# Comment orienter le plan automatiquement (PLANS, Google Maps,...)



## Patrick Bernier (16 Mai 2017)

Bonjour,

Comment peut-on faire pour orienter automatiquement le plan sous PLANS, Google Maps ou autres, en fonction de ses déplacements et de l'orientation de son iphone ?

Je m'explique : je tiens dans ma main mon iphone. Je lance PLANS, je tape l'adresse de ma position, j'ai bien une pastille bleue représentant ma position. Mais l'orientation est erronée. Je dois m'assurer (pour ne pas partir dans la mauvaise direction par exemple...), vérifier manuellement. La pastille bleue a bien une petite flêche de direction, mais ça ne correspond pas à mon orientation,...

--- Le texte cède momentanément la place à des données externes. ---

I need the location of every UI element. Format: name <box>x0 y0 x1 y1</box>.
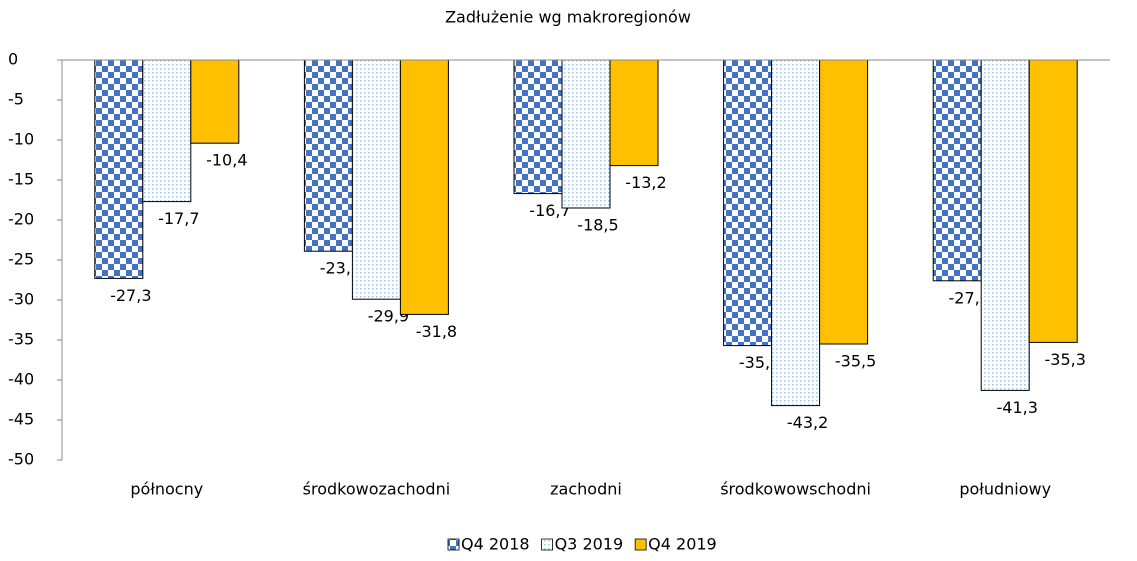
value-label: -35,7 <box>739 353 780 372</box>
bar <box>771 59 821 407</box>
value-label: -17,7 <box>158 209 199 228</box>
chart-title: Zadłużenie wg makroregionów <box>445 8 691 27</box>
y-tick-label: -40 <box>8 370 34 389</box>
legend-label: Q4 2018 <box>461 535 530 554</box>
value-label: -35,5 <box>835 352 876 371</box>
bar <box>561 59 611 209</box>
y-tick-label: -25 <box>8 250 34 269</box>
y-tick-label: -45 <box>8 410 34 429</box>
legend-swatch <box>447 538 460 551</box>
x-tick-label: południowy <box>959 480 1051 499</box>
y-tick-label: -20 <box>8 210 34 229</box>
x-tick-label: północny <box>130 480 203 499</box>
value-label: -43,2 <box>787 413 828 432</box>
y-tick-label: -50 <box>8 450 34 469</box>
y-tick-label: -15 <box>8 170 34 189</box>
value-label: -27,6 <box>948 288 989 307</box>
value-label: -16,7 <box>529 201 570 220</box>
x-tick-label: środkowozachodni <box>303 480 451 499</box>
legend-swatch <box>634 538 647 551</box>
y-tick-label: -30 <box>8 290 34 309</box>
value-label: -41,3 <box>996 398 1037 417</box>
y-tick-label: 0 <box>8 50 18 69</box>
bar <box>932 59 982 282</box>
bar <box>399 59 449 315</box>
x-tick-label: zachodni <box>550 480 622 499</box>
bar <box>142 59 192 203</box>
value-label: -23,9 <box>320 259 361 278</box>
bar <box>1028 59 1078 343</box>
bar <box>303 59 353 252</box>
x-tick-label: środkowowschodni <box>720 480 871 499</box>
bar <box>190 59 240 144</box>
y-tick-label: -5 <box>8 90 24 109</box>
bar <box>723 59 773 347</box>
legend-swatch <box>541 538 553 551</box>
value-label: -27,3 <box>110 286 151 305</box>
bar <box>980 59 1030 391</box>
value-label: -31,8 <box>416 322 457 341</box>
y-tick-label: -10 <box>8 130 34 149</box>
bar <box>513 59 563 195</box>
bar <box>351 59 401 300</box>
bar <box>609 59 659 167</box>
y-tick-label: -35 <box>8 330 34 349</box>
bar <box>819 59 869 345</box>
legend-label: Q3 2019 <box>555 535 624 554</box>
value-label: -10,4 <box>206 151 247 170</box>
bar <box>94 59 144 279</box>
value-label: -29,9 <box>368 307 409 326</box>
value-label: -18,5 <box>577 216 618 235</box>
legend-label: Q4 2019 <box>648 535 717 554</box>
value-label: -13,2 <box>625 173 666 192</box>
value-label: -35,3 <box>1044 350 1085 369</box>
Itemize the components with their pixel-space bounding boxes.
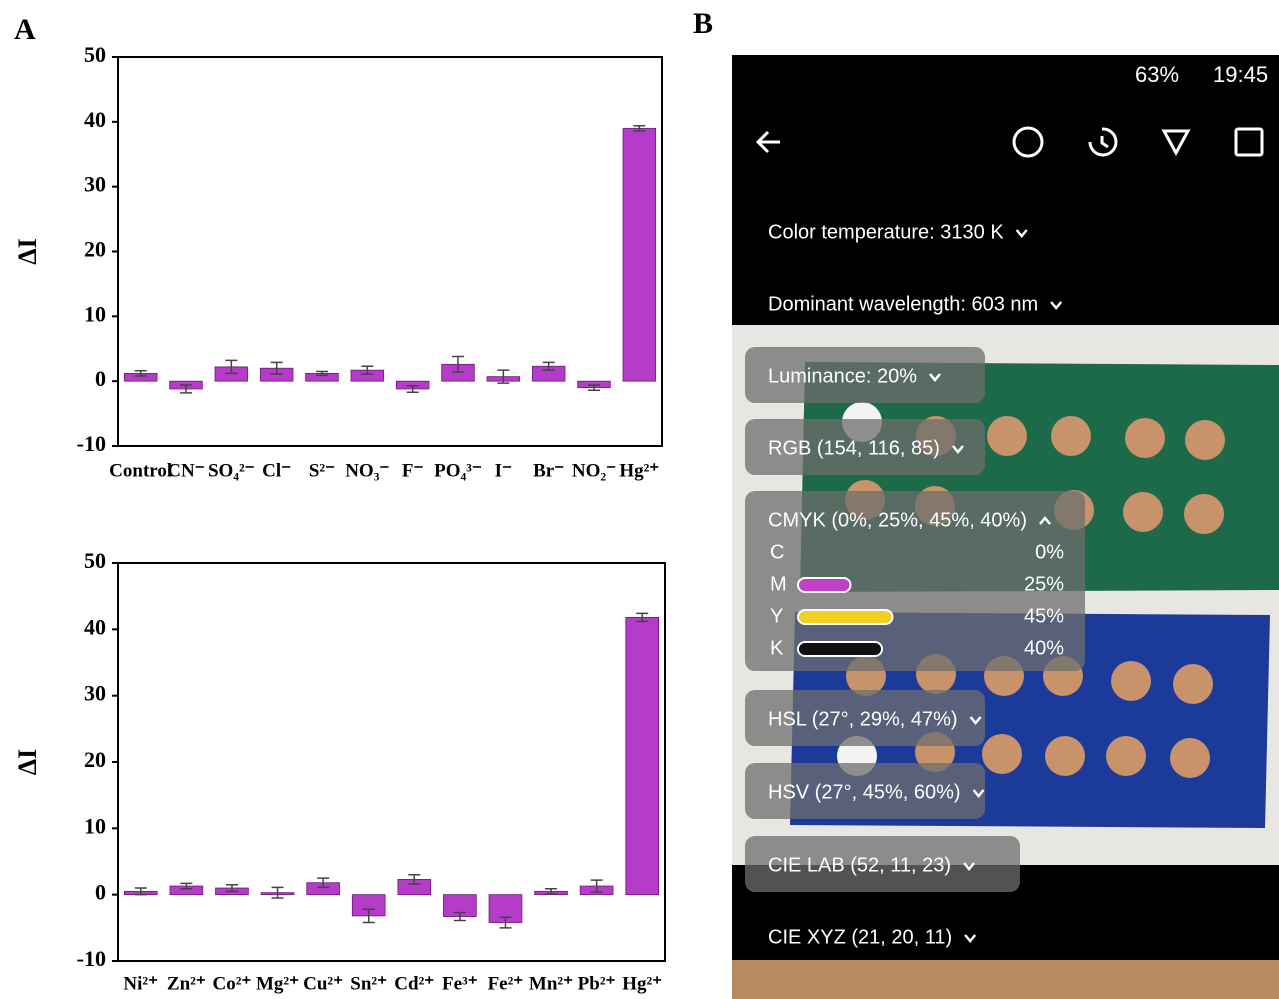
x-tick-label: NO₂⁻: [572, 460, 616, 481]
x-tick-label: Cu²⁺: [303, 973, 343, 994]
x-tick-label: Sn²⁺: [350, 973, 387, 994]
cmyk-label: Y: [770, 605, 783, 627]
y-tick-label: 50: [84, 548, 106, 573]
phone-screenshot: 63% 19:45 Color temperature: 3130 K Dominan…: [732, 55, 1279, 999]
x-tick-label: Hg²⁺: [622, 973, 662, 994]
y-tick-label: 0: [95, 366, 106, 391]
x-tick-label: Mn²⁺: [529, 973, 573, 994]
y-tick-label: 50: [84, 42, 106, 67]
x-tick-label: CN⁻: [167, 460, 204, 481]
x-tick-label: Br⁻: [533, 460, 564, 481]
y-tick-label: -10: [77, 431, 106, 456]
menu-item[interactable]: CIE LAB (52, 11, 23): [768, 854, 951, 876]
x-tick-label: Co²⁺: [212, 973, 251, 994]
y-tick-label: 30: [84, 681, 106, 706]
x-tick-label: Fe²⁺: [488, 973, 524, 994]
y-tick-label: 20: [84, 747, 106, 772]
x-tick-label: Mg²⁺: [256, 973, 299, 994]
y-tick-label: -10: [77, 946, 106, 971]
y-tick-label: 40: [84, 614, 106, 639]
x-tick-label: Cd²⁺: [394, 973, 434, 994]
panel-label: A: [14, 13, 36, 46]
y-axis-label: ΔI: [13, 749, 42, 775]
cmyk-value: 0%: [1035, 541, 1064, 563]
x-tick-label: I⁻: [495, 460, 512, 481]
menu-item[interactable]: CMYK (0%, 25%, 45%, 40%): [768, 509, 1027, 531]
menu-item[interactable]: Color temperature: 3130 K: [768, 221, 1004, 243]
menu-item[interactable]: Luminance: 20%: [768, 365, 917, 387]
cmyk-value: 40%: [1024, 637, 1064, 659]
bar: [626, 617, 659, 894]
cmyk-value: 25%: [1024, 573, 1064, 595]
x-tick-label: Control: [109, 460, 172, 481]
menu-item[interactable]: CIE XYZ (21, 20, 11): [768, 926, 952, 948]
x-tick-label: SO₄²⁻: [208, 460, 255, 481]
x-tick-label: Cl⁻: [262, 460, 291, 481]
x-tick-label: Zn²⁺: [167, 973, 206, 994]
y-tick-label: 0: [95, 880, 106, 905]
battery: 63%: [1135, 62, 1179, 87]
cmyk-bar: [798, 610, 893, 624]
menu-item[interactable]: RGB (154, 116, 85): [768, 437, 940, 459]
table-edge: [732, 960, 1279, 999]
cmyk-bar: [798, 578, 851, 592]
bar: [623, 128, 656, 381]
panel-label: B: [693, 7, 713, 40]
y-tick-label: 10: [84, 813, 106, 838]
menu-item[interactable]: Dominant wavelength: 603 nm: [768, 293, 1038, 315]
y-tick-label: 10: [84, 301, 106, 326]
menu-item[interactable]: HSV (27°, 45%, 60%): [768, 781, 961, 803]
y-axis-label: ΔI: [13, 238, 42, 264]
x-tick-label: F⁻: [402, 460, 424, 481]
x-tick-label: Hg²⁺: [619, 460, 659, 481]
plot-frame: [118, 563, 665, 961]
cmyk-label: K: [770, 637, 784, 659]
x-tick-label: NO₃⁻: [345, 460, 389, 481]
x-tick-label: PO₄³⁻: [434, 460, 482, 481]
x-tick-label: Ni²⁺: [123, 973, 158, 994]
clock: 19:45: [1213, 62, 1268, 87]
y-tick-label: 20: [84, 237, 106, 262]
y-tick-label: 40: [84, 107, 106, 132]
figure: A B 63% 19:45 Color temperature: 3130 K Dom…: [0, 0, 1279, 999]
menu-item[interactable]: HSL (27°, 29%, 47%): [768, 708, 958, 730]
x-tick-label: Pb²⁺: [578, 973, 616, 994]
cmyk-label: M: [770, 573, 787, 595]
cmyk-label: C: [770, 541, 784, 563]
cmyk-value: 45%: [1024, 605, 1064, 627]
y-tick-label: 30: [84, 172, 106, 197]
x-tick-label: S²⁻: [309, 460, 335, 481]
x-tick-label: Fe³⁺: [442, 973, 478, 994]
cmyk-bar: [798, 642, 882, 656]
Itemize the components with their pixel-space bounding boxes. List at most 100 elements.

Auriez-vous une idée pour y remédier ?

Merci !


----------



## dragao13 (16 Mai 2017)

Moi, quand je picole, je m'oriente mieux !


----------



## Patrick Bernier (19 Mai 2017)

Quelqu'un pourrait il m'aider svp ?


----------



## dragao13 (19 Mai 2017)

C'est quoi ta problématique en fait ?

Si tu utilises l' iPhone en mode GPS, il va automatiquement le faire...


----------



## Jura39 (19 Mai 2017)

Oui il suffit de ce déplacer un peu


----------



## Patrick Bernier (23 Mai 2017)

ok ok merci de vos réponses,
effectivement, ça marche, mais ce qui m'intéressait c'était de pouvoir orienter la carte sans déplacement (notamment),


----------